Re: Category Name Refused



Todd Slater wrote:
Perhaps in the case of Rome and streets, that makes good sense to have a
Streets tag and a Rome tag.  But consider this example.  I have pictures
of my family and my wife's family.  I've taken pictures of my mom and my
wife's.  So I have a "Mom" tag and a "My Family" tag and a "Wife's
family" tag.  My mother-in-law is tagged with "Mom" and "Wife's
family".  Now let's suppose I want to rename the "Mom" tag to "Wife's
mom".  It will rename all the mothers in my entire photo collection to
"Wife's Mom".  Clearly not what I want.  That was my point about the
"Canals" example earlier as well.  It comes when you want to assign new
words to your tag.

Well it would work if you had done it right in the first place <ducks>
;). I see what you're doing. I would have used either names or mom and
mom-in-law. What would you do if you had a picture of your mom with
someone from your wife's family but not your mother-in-law? You'd
still need to use "My Family" and "Wife's Family" and possibly "Mom"
and "Brother".  Would one family be dominant, such as if it were a get
together at your family's place vs. your wife's?

You're correct. It would have been all right in my example if I hadn't been too general with my terms. But hindsight is 20/20, so it's nice to have that loose coupling between the concepts (tags) and the words (label of the tag).

And sometimes you have less control over the changes to names anyway. For example suppose your friend gets married and changes her name? Now your keywords are all filled with the old name.
I hope that's clearer.  I'm poor at explaining this, as you might have
noticed.

Yes, that helps, thanks. As I wrote to Richard off-list, one of the
problems I think has to do with there not being standard, accepted
meanings for certain words we're using. What is a tag? A label? A
category? A folder? A category tag? Google Reader really confused me
when they offered both labels and folders and I could never figure out
what the difference between them was because they seemed to function
exactly the same.
<snip>
Yeah, there are no predefined accepted meanings for a lot of these terms. Kind of like how concepts are loosely coupled to words, huh? ;-) But the terms don't bother me. I don't care whether they're called tags or not. I just like them to be powerful for organizing without overpowering us as users.

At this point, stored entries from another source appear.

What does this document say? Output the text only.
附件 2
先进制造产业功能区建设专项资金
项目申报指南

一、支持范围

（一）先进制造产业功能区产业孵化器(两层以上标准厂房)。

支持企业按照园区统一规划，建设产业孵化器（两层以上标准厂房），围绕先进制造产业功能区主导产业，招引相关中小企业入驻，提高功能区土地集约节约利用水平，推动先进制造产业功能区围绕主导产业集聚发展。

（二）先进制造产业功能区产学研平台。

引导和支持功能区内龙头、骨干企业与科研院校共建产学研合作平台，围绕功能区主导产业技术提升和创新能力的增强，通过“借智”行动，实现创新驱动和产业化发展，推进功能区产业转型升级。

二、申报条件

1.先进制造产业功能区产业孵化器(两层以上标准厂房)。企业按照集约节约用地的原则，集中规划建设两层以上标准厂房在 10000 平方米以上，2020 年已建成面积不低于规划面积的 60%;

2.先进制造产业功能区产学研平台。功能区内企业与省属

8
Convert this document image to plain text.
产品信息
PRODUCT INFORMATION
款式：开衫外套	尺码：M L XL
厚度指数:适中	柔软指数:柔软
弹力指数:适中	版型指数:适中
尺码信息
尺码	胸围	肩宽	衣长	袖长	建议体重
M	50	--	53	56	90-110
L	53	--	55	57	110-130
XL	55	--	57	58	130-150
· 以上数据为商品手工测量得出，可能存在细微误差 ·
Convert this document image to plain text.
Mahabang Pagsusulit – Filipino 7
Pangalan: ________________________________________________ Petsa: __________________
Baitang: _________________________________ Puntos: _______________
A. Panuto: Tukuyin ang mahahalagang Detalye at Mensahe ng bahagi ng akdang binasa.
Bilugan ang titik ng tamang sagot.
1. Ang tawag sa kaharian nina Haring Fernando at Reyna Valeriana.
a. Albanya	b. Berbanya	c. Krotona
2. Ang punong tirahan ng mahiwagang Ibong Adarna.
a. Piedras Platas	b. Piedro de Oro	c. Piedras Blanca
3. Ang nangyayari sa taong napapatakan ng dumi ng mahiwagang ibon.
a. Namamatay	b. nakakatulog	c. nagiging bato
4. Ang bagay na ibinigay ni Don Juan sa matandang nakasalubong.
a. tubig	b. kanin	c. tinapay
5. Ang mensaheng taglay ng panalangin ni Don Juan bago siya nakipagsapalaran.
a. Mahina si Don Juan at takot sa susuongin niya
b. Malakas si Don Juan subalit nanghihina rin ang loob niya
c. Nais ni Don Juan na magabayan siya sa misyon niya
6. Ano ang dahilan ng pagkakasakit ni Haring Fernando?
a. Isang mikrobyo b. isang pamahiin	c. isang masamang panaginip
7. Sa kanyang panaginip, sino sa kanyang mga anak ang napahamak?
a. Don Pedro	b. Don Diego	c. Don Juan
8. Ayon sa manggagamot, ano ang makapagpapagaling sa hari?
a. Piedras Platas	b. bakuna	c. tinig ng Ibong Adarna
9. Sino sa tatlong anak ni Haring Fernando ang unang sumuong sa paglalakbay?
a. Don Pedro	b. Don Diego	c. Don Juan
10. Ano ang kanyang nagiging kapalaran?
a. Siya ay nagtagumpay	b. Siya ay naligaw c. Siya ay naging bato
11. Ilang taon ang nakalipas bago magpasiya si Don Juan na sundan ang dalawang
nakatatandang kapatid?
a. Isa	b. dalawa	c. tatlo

By the way, I really like your idea about related tags for when you
select "giraffe" and it gives you a list of related tags you have.  I
think your approach to organization makes perfect sense, especially for
you, but I would like something capable of doing something more powerful
as well.  I don't see why the system shouldn't be capable of doing
both.  Therefore, if you don't like Category tags, don't make any, and
it should work fine.

So I have been using category tags I guess, when I put people under
the People category? If I don't use a parent tag, then is it not a
category tag? I think this is what is confusing me in F-spot lingo.
As far as I know, there is no real distinction between category tags and other tags. I think that any tag that is top-level would be a category, but practically speaking, I think there's no difference. If you're interested in having all your tags be "flat", I would simply make them all top-level tags. Don't bother putting them under other categories. I think f-spot gives you that option, doesn't it?